Having run a quasi-membership program, I’ve seen the absurd joy of watching donations spike to last year’s membership pieces the moment this year’s come out. (OK, “spike” is a bit dramatic; “hill” perhaps? They go up by a little for a time, then back down.) People almost certainly set them aside and then, reminded by the latest piece, send in whatever reply device they have at hand.
This is one minor example of how offline attribution is often done, but simplified to the point of absurdity. One is put in mind of the old physicists’ joke about milk production:
Ever lower milk prices were driving a dairy farmer to desperate measures, so he consulted with a theoretical physicist. The physicist listened to his problem, asked a few questions, and then said he’d take the assignment, and that it would take only a few hours to solve the problem. A few weeks later, the physicist phoned the farmer, “I’ve got the answer.

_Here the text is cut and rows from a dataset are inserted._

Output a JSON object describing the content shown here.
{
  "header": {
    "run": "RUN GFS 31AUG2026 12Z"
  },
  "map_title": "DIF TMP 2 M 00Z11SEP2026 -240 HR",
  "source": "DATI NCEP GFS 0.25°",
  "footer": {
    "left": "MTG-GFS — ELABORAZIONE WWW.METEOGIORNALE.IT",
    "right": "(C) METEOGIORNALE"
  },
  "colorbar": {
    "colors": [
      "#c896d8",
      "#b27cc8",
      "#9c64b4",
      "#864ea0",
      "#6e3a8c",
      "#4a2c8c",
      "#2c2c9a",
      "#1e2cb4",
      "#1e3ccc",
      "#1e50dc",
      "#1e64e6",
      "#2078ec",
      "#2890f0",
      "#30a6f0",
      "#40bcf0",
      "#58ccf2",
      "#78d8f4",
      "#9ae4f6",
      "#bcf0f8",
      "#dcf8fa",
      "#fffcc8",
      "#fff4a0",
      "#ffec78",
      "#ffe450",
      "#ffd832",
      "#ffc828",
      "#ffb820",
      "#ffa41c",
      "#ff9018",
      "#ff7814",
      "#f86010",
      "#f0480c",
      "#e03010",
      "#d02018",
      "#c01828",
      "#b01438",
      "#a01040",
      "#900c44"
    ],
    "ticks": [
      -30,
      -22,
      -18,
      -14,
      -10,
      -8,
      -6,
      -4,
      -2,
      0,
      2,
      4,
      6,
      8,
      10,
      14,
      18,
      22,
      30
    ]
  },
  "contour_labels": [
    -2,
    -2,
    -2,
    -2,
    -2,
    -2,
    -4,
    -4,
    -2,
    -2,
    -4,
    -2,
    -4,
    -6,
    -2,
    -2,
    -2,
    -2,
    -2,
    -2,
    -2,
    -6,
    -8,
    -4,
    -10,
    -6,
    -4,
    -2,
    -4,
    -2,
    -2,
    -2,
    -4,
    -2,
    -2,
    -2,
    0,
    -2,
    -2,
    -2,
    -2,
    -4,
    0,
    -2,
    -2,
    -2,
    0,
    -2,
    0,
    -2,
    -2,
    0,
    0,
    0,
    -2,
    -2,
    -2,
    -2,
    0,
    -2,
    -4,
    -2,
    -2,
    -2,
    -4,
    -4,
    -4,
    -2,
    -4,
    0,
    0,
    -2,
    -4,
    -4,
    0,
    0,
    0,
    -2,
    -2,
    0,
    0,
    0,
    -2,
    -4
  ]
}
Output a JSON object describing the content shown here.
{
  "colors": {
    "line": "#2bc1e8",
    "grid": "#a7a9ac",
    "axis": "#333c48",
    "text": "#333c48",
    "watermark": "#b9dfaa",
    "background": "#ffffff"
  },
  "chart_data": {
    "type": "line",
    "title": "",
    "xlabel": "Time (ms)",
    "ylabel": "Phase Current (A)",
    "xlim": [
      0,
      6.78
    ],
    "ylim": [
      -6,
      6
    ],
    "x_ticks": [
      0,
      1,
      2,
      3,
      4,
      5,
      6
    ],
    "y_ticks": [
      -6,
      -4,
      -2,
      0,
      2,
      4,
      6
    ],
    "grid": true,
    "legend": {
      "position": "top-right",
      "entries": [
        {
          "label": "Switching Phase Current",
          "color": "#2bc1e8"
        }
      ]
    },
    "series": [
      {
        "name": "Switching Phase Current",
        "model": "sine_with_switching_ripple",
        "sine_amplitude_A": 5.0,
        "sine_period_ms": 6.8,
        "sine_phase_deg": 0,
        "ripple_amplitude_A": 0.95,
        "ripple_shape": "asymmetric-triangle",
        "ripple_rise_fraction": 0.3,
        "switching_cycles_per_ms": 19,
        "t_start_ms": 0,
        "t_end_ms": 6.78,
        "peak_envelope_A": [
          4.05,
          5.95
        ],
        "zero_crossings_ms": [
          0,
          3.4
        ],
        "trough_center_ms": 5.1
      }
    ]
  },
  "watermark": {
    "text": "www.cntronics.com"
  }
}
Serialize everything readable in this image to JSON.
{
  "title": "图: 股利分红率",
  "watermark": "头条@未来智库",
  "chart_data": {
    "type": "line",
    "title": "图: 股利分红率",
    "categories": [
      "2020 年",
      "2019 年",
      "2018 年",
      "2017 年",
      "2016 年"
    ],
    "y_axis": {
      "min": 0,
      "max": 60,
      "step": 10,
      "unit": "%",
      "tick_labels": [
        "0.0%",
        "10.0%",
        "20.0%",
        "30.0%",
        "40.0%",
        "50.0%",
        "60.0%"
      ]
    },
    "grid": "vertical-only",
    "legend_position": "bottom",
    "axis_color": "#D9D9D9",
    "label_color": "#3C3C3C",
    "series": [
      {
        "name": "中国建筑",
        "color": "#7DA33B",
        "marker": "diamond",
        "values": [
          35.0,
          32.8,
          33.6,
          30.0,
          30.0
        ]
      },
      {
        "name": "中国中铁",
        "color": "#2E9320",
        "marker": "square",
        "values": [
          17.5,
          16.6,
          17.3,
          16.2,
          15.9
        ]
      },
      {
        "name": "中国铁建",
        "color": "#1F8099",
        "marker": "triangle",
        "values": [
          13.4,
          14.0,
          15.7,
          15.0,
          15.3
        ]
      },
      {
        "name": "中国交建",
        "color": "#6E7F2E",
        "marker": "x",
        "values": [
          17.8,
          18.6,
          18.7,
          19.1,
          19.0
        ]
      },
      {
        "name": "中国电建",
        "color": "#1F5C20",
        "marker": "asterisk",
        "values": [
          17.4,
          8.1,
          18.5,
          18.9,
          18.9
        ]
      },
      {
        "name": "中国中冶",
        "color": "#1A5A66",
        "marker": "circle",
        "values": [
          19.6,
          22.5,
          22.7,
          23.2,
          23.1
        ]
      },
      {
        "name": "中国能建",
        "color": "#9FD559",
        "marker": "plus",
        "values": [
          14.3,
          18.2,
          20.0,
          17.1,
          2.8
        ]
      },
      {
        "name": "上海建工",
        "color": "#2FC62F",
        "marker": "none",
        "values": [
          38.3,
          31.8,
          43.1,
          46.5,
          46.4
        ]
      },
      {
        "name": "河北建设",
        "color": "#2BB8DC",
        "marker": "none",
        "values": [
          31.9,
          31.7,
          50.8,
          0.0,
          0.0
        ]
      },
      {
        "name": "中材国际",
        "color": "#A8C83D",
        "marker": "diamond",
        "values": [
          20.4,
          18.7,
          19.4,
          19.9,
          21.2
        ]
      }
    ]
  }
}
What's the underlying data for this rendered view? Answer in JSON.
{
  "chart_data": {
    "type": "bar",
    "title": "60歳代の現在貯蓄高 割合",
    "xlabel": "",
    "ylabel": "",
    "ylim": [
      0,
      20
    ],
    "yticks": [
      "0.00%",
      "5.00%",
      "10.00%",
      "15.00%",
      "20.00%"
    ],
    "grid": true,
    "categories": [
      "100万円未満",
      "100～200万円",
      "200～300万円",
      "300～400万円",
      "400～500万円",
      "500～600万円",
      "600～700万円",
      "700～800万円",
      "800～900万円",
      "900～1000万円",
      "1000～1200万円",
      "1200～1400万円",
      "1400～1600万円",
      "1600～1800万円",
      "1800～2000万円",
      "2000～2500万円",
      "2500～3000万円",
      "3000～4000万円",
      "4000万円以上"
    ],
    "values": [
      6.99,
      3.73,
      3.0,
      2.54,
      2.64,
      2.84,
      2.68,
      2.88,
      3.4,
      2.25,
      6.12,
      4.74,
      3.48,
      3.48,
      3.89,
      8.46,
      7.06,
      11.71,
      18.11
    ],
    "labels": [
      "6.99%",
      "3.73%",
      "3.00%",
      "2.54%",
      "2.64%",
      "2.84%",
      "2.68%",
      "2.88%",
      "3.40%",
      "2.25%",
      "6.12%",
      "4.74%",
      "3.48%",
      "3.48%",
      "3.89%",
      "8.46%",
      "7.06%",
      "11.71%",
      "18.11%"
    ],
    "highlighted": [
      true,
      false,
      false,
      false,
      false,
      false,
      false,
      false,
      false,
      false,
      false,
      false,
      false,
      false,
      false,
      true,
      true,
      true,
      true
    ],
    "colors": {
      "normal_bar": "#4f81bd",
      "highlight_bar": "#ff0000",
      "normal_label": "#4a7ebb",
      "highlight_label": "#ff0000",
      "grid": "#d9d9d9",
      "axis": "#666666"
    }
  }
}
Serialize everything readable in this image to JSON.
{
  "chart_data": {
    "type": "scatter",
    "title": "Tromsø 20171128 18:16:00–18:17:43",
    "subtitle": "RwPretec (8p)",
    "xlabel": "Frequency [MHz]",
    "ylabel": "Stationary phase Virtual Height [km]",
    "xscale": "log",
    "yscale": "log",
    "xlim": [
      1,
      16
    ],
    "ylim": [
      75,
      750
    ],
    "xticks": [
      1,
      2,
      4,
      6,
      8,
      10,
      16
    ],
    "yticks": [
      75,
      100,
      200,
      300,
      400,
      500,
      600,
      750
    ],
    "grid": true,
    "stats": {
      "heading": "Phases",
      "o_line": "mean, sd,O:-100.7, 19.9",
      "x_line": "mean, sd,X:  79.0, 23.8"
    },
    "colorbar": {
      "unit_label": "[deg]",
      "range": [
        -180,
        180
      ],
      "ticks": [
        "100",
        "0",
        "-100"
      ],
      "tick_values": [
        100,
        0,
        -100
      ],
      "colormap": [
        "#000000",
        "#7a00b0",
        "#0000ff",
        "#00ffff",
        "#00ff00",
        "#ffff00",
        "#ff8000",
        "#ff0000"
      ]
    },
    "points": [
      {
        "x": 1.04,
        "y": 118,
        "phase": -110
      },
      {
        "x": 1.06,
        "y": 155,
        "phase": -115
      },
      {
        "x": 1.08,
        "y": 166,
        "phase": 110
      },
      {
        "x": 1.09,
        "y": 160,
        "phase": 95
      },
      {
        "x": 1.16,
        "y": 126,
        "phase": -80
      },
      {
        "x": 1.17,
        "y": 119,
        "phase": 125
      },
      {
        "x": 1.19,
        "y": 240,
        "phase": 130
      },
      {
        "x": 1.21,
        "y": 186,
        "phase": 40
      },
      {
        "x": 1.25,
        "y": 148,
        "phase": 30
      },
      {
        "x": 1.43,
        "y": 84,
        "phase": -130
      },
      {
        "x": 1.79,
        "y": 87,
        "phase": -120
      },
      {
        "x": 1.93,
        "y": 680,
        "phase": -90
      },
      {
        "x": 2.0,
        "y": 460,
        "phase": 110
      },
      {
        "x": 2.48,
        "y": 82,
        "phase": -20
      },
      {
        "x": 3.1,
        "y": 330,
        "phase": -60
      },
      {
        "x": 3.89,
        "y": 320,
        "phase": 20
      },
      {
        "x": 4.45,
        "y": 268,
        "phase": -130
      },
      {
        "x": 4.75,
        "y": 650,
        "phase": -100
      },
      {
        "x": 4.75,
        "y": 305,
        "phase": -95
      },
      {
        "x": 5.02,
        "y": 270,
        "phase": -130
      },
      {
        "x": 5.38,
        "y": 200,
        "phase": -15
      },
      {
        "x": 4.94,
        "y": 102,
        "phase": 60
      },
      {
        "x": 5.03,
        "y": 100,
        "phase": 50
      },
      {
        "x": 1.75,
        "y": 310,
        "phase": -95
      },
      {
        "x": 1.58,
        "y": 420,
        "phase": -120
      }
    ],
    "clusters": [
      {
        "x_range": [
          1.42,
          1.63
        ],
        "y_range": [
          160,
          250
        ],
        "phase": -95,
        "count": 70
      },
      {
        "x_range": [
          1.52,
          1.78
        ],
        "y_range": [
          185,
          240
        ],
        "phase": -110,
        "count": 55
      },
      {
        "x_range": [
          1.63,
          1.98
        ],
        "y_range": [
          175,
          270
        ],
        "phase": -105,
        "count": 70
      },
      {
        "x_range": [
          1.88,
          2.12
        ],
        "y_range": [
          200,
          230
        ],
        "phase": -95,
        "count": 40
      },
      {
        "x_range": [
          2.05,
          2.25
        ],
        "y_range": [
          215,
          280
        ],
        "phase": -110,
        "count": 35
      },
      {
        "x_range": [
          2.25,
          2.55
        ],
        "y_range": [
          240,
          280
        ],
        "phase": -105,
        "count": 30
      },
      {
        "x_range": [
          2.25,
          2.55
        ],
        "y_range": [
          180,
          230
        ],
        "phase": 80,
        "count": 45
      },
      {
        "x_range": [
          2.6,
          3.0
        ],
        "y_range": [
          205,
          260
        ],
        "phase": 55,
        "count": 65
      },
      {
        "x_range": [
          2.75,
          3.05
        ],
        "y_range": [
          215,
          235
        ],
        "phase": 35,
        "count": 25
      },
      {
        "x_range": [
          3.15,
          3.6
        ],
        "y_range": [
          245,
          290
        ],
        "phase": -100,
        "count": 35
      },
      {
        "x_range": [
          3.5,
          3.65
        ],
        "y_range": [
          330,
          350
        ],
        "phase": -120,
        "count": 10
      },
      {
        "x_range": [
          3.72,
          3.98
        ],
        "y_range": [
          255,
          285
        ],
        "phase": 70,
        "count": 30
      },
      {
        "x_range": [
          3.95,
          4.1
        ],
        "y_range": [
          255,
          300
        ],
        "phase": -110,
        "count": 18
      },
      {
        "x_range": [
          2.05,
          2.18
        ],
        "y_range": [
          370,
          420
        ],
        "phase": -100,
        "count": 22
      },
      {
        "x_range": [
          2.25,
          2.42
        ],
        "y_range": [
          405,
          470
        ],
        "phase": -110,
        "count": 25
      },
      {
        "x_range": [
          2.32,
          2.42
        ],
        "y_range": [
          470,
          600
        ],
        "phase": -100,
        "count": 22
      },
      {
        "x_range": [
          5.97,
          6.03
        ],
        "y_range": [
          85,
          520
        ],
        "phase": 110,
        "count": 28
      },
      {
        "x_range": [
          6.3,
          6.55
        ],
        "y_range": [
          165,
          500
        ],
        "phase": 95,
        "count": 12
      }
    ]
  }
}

The solution turned out to be a bit more complicated than I thought and I’m presenting it at this afternoon’s seminar.” As the talk begins the physicist approaches the blackboard and draws a big circle. “First, we assume a spherical cow of uniform density…” (here’s the origin joke, which I simplified)
So I guess was the only one who thought of that joke with oversimplification? Sorry ‘bout that…
Anyway, this way of looking at attribution has several program-damaging faults:
- It can cause people to cut cultivation communications. These communications that help retain donors, learn about them, and bring them ever closer to the mission but don’t directly convert can have a big impact on eventual conversion. In essence, you may end up cutting the wrong thing.
- It can cause overcommunication. If you add a communication and it nets positive, you may think it is the power of that communication, when it’s really about the the last communication but there wasn’t enough space between communications to differentiate.
- It puts you in a mindset where you are thinking about the individual communications, not the individual donors. This puts you in real trouble. It’s natural to look at a mail piece or an email and think about how it “generated” the gift (when some research indicates that the last piece is about 16% responsible for a gift, leaving the vast majority to other causes). In reality, the donor generated the gift. How do you want to treat that donor going forward.
While sacrilegious to some, offline direct marketers would do well to take a bit of the humility from online attribution models (if not the models themselves) — there is only so much the proximate communication is responsible for.